One approach that has been used to overcome the problems associated with short channel lengths is to fabricate the MOSFETs on Silicon On Insulator (SOI) wafers. Types of SOI wafers can include, for example, Separation by IMplantation of Oxygen (SIMOX) wafers. When MOSFETs are fabricated on SOI wafers, off-state leakage currents are reduced. For example, leakage currents that result from drain-induced barrier lowering are reduced because the buried oxide layer can block the lateral penetration of the drain induced electric field. One type of MOSFET that can be fabricated on SOI wafers is a multi-gate field effect transistor (MuGFET) that uses more than one gate. FinFETs, for example, are double-gate devices in which silicon is etched into a fin-shaped structure and the gate is formed around and over the fin. Another type of MOSFET that can be fabricated on SOI wafers is an Ultra-Thin Body (UTB) MOSFET that operates in a fully depleted mode. Other approaches that have been used are to fabricate the MOSFETs on Silicon Germanium (SiGe) on Insulator (SGOI) substrates or on Ge on Insulator (GOI) substrates. Both SGOI MOSFETs and GOI MOSFETs have shown significant carrier mobility enhancement and improved scaling properties compared to MOSFETs fabricated on Si wafers.

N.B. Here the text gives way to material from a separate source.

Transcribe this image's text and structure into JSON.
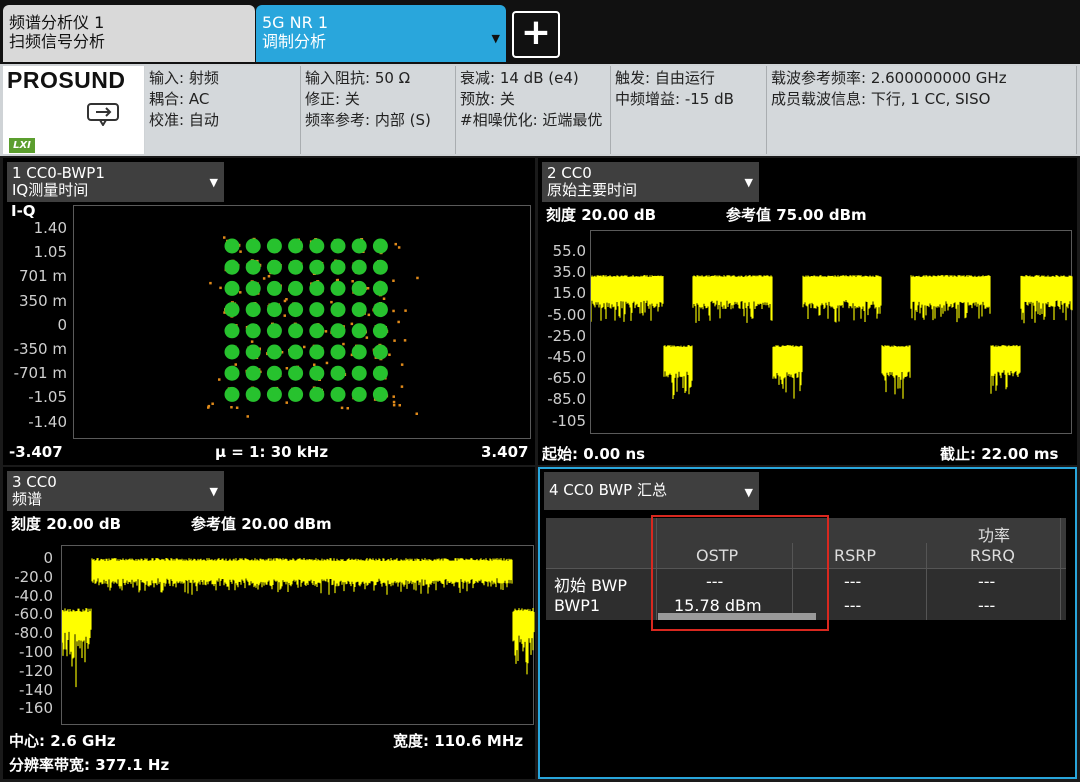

One problem that MOSFETs fabricated on SOI, SGOI or GOI substrates have is self-heating. Self-heating is caused by a conversion of electrical energy into thermal energy that results in increased lattice temperatures, degraded electron mobility, and reduced transconductance and channel current. Self-heating results because of the difference between the thermal conductivities of silicon dioxide (SiO2), SiGe, Ge and Si. The thermal conductivity of Si is 1.5 W/cm-° C. which is greater than the thermal conductivity of SiO2 (0.014 W/cm-° C.), the thermal conductivity of Si0.75Ge0.25 (0.085 W/cm-° C.) or the thermal conductivity of Ge (0.6 W/cm-° C.)